Security issues and miscommunication

However, Suzana Popovic-Montag, managing partner at Hull & Hull LLP in Toronto, says even if some clients may be more comfortable in familiar environments such as their homes, there are other issues that financial advisors and lawyers need to be aware of. They can range from online security – such as taking technical measures to protect meetings from the rising threat of being hacked – to the possibilities for miscommunication.

“It’s easier for things to be taken out of context [in a remote meeting],” Ms. Popovic-Montag says.

It can, sometimes, be hard to pick up on a client’s social cues in a virtual environment and that can lead to accidental misinterpretations, she adds. Even difficulties with making the technology work can lead to distractions.

“That can have an impact on the relationship and make it harder to solidify closeness [with the client],” she says. “There is also the possibility of a lack of engagement.”

How to reassure clients

She suggests taking time for remote meetings and including a social conversation that helps put the client at ease. In instances in which cognitive decline is suspected, Ms. Popovic-Montag says a health care professional might need to become involved to conduct a formal capacity assessment.

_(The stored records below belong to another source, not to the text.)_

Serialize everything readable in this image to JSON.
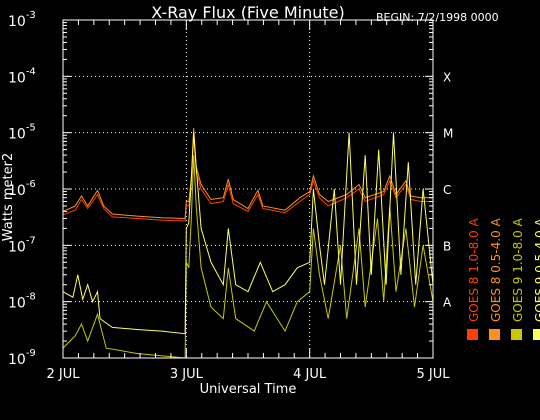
{
  "chart_data": {
    "type": "line",
    "title": "X-Ray Flux (Five Minute)",
    "subtitle": "BEGIN: 7/2/1998 0000",
    "xlabel": "Universal Time",
    "ylabel": "Watts meter2",
    "x_ticks": [
      {
        "day": 0,
        "label": "2 JUL"
      },
      {
        "day": 1,
        "label": "3 JUL"
      },
      {
        "day": 2,
        "label": "4 JUL"
      },
      {
        "day": 3,
        "label": "5 JUL"
      }
    ],
    "xlim_days": [
      0,
      3
    ],
    "y_scale": "log",
    "ylim": [
      1e-09,
      0.001
    ],
    "y_ticks": [
      {
        "value": 1e-09,
        "base": "10",
        "exp": "-9"
      },
      {
        "value": 1e-08,
        "base": "10",
        "exp": "-8"
      },
      {
        "value": 1e-07,
        "base": "10",
        "exp": "-7"
      },
      {
        "value": 1e-06,
        "base": "10",
        "exp": "-6"
      },
      {
        "value": 1e-05,
        "base": "10",
        "exp": "-5"
      },
      {
        "value": 0.0001,
        "base": "10",
        "exp": "-4"
      },
      {
        "value": 0.001,
        "base": "10",
        "exp": "-3"
      }
    ],
    "flare_classes": [
      {
        "label": "A",
        "value": 1e-08
      },
      {
        "label": "B",
        "value": 1e-07
      },
      {
        "label": "C",
        "value": 1e-06
      },
      {
        "label": "M",
        "value": 1e-05
      },
      {
        "label": "X",
        "value": 0.0001
      }
    ],
    "grid": "dotted",
    "legend_position": "right",
    "legend": [
      {
        "label": "GOES 8 1.0-8.0 A",
        "color": "#ff4000"
      },
      {
        "label": "GOES 8 0.5-4.0 A",
        "color": "#ff9020"
      },
      {
        "label": "GOES 9 1.0-8.0 A",
        "color": "#c8c800"
      },
      {
        "label": "GOES 9 0.5-4.0 A",
        "color": "#ffff60"
      }
    ],
    "series": [
      {
        "color": "#ff4000",
        "points": [
          [
            0.0,
            3.5e-07
          ],
          [
            0.1,
            4.2e-07
          ],
          [
            0.15,
            6.5e-07
          ],
          [
            0.2,
            4.5e-07
          ],
          [
            0.28,
            8e-07
          ],
          [
            0.33,
            4.5e-07
          ],
          [
            0.4,
            3.2e-07
          ],
          [
            0.6,
            3e-07
          ],
          [
            0.8,
            2.8e-07
          ],
          [
            0.99,
            2.7e-07
          ],
          [
            1.0,
            5e-07
          ],
          [
            1.02,
            5e-07
          ],
          [
            1.04,
            1.2e-06
          ],
          [
            1.06,
            9e-06
          ],
          [
            1.08,
            2e-06
          ],
          [
            1.12,
            1e-06
          ],
          [
            1.2,
            5.5e-07
          ],
          [
            1.3,
            6e-07
          ],
          [
            1.34,
            1.2e-06
          ],
          [
            1.38,
            5.5e-07
          ],
          [
            1.5,
            4e-07
          ],
          [
            1.58,
            8e-07
          ],
          [
            1.62,
            4.5e-07
          ],
          [
            1.8,
            3.8e-07
          ],
          [
            1.92,
            6e-07
          ],
          [
            2.0,
            8e-07
          ],
          [
            2.03,
            1.4e-06
          ],
          [
            2.08,
            7e-07
          ],
          [
            2.15,
            5e-07
          ],
          [
            2.3,
            7e-07
          ],
          [
            2.4,
            1e-06
          ],
          [
            2.45,
            6e-07
          ],
          [
            2.6,
            8e-07
          ],
          [
            2.65,
            1.4e-06
          ],
          [
            2.7,
            7e-07
          ],
          [
            2.78,
            1.2e-06
          ],
          [
            2.82,
            6.5e-07
          ],
          [
            2.9,
            6e-07
          ],
          [
            3.0,
            6e-07
          ]
        ]
      },
      {
        "color": "#ff9020",
        "points": [
          [
            0.0,
            4e-07
          ],
          [
            0.1,
            5e-07
          ],
          [
            0.15,
            7.5e-07
          ],
          [
            0.2,
            5e-07
          ],
          [
            0.28,
            9.5e-07
          ],
          [
            0.33,
            5e-07
          ],
          [
            0.4,
            3.6e-07
          ],
          [
            0.6,
            3.3e-07
          ],
          [
            0.8,
            3.1e-07
          ],
          [
            0.99,
            3e-07
          ],
          [
            1.0,
            6e-07
          ],
          [
            1.02,
            6e-07
          ],
          [
            1.04,
            1.5e-06
          ],
          [
            1.06,
            1.2e-05
          ],
          [
            1.08,
            2.5e-06
          ],
          [
            1.12,
            1.2e-06
          ],
          [
            1.2,
            6.5e-07
          ],
          [
            1.3,
            7e-07
          ],
          [
            1.34,
            1.5e-06
          ],
          [
            1.38,
            6.5e-07
          ],
          [
            1.5,
            4.5e-07
          ],
          [
            1.58,
            9.5e-07
          ],
          [
            1.62,
            5e-07
          ],
          [
            1.8,
            4.2e-07
          ],
          [
            1.92,
            7e-07
          ],
          [
            2.0,
            9e-07
          ],
          [
            2.03,
            1.7e-06
          ],
          [
            2.08,
            8e-07
          ],
          [
            2.15,
            6e-07
          ],
          [
            2.3,
            8e-07
          ],
          [
            2.4,
            1.2e-06
          ],
          [
            2.45,
            7e-07
          ],
          [
            2.6,
            9e-07
          ],
          [
            2.65,
            1.7e-06
          ],
          [
            2.7,
            8e-07
          ],
          [
            2.78,
            1.4e-06
          ],
          [
            2.82,
            7.5e-07
          ],
          [
            2.9,
            7e-07
          ],
          [
            3.0,
            7e-07
          ]
        ]
      },
      {
        "color": "#c8c800",
        "points": [
          [
            0.0,
            1.5e-09
          ],
          [
            0.1,
            2.5e-09
          ],
          [
            0.15,
            4e-09
          ],
          [
            0.2,
            2e-09
          ],
          [
            0.28,
            6e-09
          ],
          [
            0.35,
            1.5e-09
          ],
          [
            0.6,
            1.2e-09
          ],
          [
            0.99,
            1e-09
          ],
          [
            1.0,
            5e-08
          ],
          [
            1.02,
            4e-08
          ],
          [
            1.04,
            3e-07
          ],
          [
            1.06,
            4e-06
          ],
          [
            1.08,
            5e-07
          ],
          [
            1.12,
            4e-08
          ],
          [
            1.2,
            8e-09
          ],
          [
            1.3,
            5e-09
          ],
          [
            1.34,
            4e-08
          ],
          [
            1.4,
            5e-09
          ],
          [
            1.55,
            3e-09
          ],
          [
            1.65,
            1e-08
          ],
          [
            1.8,
            3e-09
          ],
          [
            1.9,
            1e-08
          ],
          [
            2.0,
            1.5e-08
          ],
          [
            2.03,
            2e-07
          ],
          [
            2.08,
            3e-08
          ],
          [
            2.15,
            5e-09
          ],
          [
            2.25,
            1e-07
          ],
          [
            2.3,
            5e-09
          ],
          [
            2.4,
            2e-07
          ],
          [
            2.45,
            8e-09
          ],
          [
            2.55,
            3e-07
          ],
          [
            2.6,
            1e-08
          ],
          [
            2.65,
            5e-07
          ],
          [
            2.7,
            1.5e-08
          ],
          [
            2.78,
            2e-07
          ],
          [
            2.85,
            8e-09
          ],
          [
            2.92,
            1e-07
          ],
          [
            3.0,
            1e-08
          ]
        ]
      },
      {
        "color": "#ffff60",
        "points": [
          [
            0.0,
            1.5e-08
          ],
          [
            0.08,
            1.2e-08
          ],
          [
            0.12,
            3e-08
          ],
          [
            0.16,
            1.1e-08
          ],
          [
            0.2,
            2e-08
          ],
          [
            0.24,
            1e-08
          ],
          [
            0.28,
            1.5e-08
          ],
          [
            0.3,
            5e-09
          ],
          [
            0.4,
            3.5e-09
          ],
          [
            0.6,
            3.2e-09
          ],
          [
            0.8,
            3e-09
          ],
          [
            0.99,
            2.7e-09
          ],
          [
            1.0,
            2e-07
          ],
          [
            1.02,
            2.5e-07
          ],
          [
            1.04,
            1.5e-06
          ],
          [
            1.06,
            1e-05
          ],
          [
            1.08,
            2.5e-06
          ],
          [
            1.12,
            2e-07
          ],
          [
            1.2,
            5e-08
          ],
          [
            1.3,
            2e-08
          ],
          [
            1.34,
            2e-07
          ],
          [
            1.4,
            2e-08
          ],
          [
            1.5,
            1.5e-08
          ],
          [
            1.6,
            5e-08
          ],
          [
            1.7,
            1.5e-08
          ],
          [
            1.8,
            2e-08
          ],
          [
            1.9,
            4e-08
          ],
          [
            2.0,
            5e-08
          ],
          [
            2.03,
            1e-06
          ],
          [
            2.08,
            1e-07
          ],
          [
            2.12,
            2e-08
          ],
          [
            2.2,
            1e-06
          ],
          [
            2.25,
            2e-08
          ],
          [
            2.32,
            1e-05
          ],
          [
            2.38,
            2e-08
          ],
          [
            2.45,
            4e-06
          ],
          [
            2.5,
            3e-08
          ],
          [
            2.56,
            5e-06
          ],
          [
            2.62,
            2e-08
          ],
          [
            2.68,
            1e-05
          ],
          [
            2.74,
            3e-08
          ],
          [
            2.8,
            3e-06
          ],
          [
            2.86,
            2e-08
          ],
          [
            2.92,
            1e-06
          ],
          [
            3.0,
            2e-08
          ]
        ]
      }
    ]
  }
}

“That’s a tough conversation to have with a client,” she notes.

Her approach is to reassure the client that such measures will help to withstand future challenges to their financial or estate plan by third parties. The best way to do that is to have a health care professional do a capacity assessment, so that if someone later tries to question the financial arrangements made by a client, an advisor can say, “That person was capable and here is proof of that.”

In terms of the future, Mr. Gubic expects the client preference for virtual meetings to continue.

“There are a small amount of clients who are talking about coming back to the office,” he says.

“So, I do see the future being a bit of a hybrid. But what I am experiencing with my clients, is that by far, most prefer virtual.”